De Enola Gay vliegt inmiddels op 18,5 kilometer afstand, als heftige drukgolven het vliegtuig heen en weer schokken. Boven de stad is een enorme paddenstoelwolk is te zien.
Na de explosie van Little Boy is 4,7 vierkante kilometer van de stad verdwenen en zijn 78.000 van de 340.000 inwoners overleden. In de daaropvolgende dagen sterven nog duizenden mensen als gevolg van stralingsziekte.
Fat Man op Nagasaki
De tweede atoomaanval heeft plaats op 9 augustus onder leiding van majoor Charles Sweeney. Samen met nog vijf andere B-29-bommenwerpers vertrekt hij op 9 augustus om 3.49 uur met de B-29 Bockscar naar de Japanse stad Kokura met de plutoniumbom Fat Man aan boord. In Kokura bevindt zich veel oorlogsindustrie.

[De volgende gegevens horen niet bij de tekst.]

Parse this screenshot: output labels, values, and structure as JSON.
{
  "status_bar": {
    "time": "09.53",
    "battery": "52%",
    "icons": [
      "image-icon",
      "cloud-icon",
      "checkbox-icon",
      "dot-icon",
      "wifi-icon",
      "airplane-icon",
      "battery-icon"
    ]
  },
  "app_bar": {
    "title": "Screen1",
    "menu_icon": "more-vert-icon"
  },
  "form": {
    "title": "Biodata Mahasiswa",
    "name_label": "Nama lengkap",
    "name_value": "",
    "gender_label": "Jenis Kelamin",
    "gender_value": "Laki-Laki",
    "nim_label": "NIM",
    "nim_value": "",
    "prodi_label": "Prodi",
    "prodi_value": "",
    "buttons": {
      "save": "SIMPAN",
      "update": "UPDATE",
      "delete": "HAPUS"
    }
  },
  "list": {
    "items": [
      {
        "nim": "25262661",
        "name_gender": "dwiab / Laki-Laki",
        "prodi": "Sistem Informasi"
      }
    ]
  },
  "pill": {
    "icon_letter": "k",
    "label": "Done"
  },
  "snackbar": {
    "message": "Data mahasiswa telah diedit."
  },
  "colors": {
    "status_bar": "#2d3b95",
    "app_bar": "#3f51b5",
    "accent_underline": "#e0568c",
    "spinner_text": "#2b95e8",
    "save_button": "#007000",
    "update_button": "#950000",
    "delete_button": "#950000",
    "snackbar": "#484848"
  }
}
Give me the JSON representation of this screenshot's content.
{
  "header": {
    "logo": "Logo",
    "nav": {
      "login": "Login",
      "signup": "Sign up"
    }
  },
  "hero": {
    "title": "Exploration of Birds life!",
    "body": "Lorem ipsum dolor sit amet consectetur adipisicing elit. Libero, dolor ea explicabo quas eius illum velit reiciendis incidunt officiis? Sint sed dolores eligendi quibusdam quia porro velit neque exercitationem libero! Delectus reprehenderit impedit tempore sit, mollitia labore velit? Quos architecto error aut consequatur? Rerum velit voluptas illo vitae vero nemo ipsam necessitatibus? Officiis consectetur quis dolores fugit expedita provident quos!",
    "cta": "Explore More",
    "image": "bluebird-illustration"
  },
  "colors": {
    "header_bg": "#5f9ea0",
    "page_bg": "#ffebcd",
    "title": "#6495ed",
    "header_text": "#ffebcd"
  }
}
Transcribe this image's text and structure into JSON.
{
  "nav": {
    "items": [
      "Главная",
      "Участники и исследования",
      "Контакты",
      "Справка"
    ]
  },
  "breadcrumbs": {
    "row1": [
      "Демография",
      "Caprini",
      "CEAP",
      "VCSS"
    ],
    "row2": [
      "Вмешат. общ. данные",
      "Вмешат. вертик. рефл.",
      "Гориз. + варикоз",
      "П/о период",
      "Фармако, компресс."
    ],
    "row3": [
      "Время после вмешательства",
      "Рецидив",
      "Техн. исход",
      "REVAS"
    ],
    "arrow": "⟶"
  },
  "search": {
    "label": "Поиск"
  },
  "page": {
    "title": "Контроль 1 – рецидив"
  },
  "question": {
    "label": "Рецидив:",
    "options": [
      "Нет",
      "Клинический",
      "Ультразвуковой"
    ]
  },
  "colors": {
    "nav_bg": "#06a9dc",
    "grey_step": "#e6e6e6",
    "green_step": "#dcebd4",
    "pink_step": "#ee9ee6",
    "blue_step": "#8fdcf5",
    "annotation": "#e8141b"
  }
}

Boven Kokura hangt echter veel bewolking en Sweeney gaat op zoek naar het volgende doel, Nagasaki. Ook daar is het zicht slecht, maar de plutoniumbom wordt om 11.01 uur toch afgeworpen, om op 4,5 kilometer van het doel te exploderen op 503 meter hoogte. „Plotseling barstte de horizon open in een helderwitte, intense flits”, schrijft Sweeney na de oorlog.
De temperatuur van bijna 4000 graden Celsius verzengt alles in de directe omgeving. Drukgolven bereiken een snelheid van ruim 1000 kilometer per uur. In Nagasaki vallen 39.000 doden en 25.000 gewonden, aanzienlijk minder dan bij de aanval op Hiroshima. Onder de slachtoffers zijn negen krijgsgevangen Nederlanders.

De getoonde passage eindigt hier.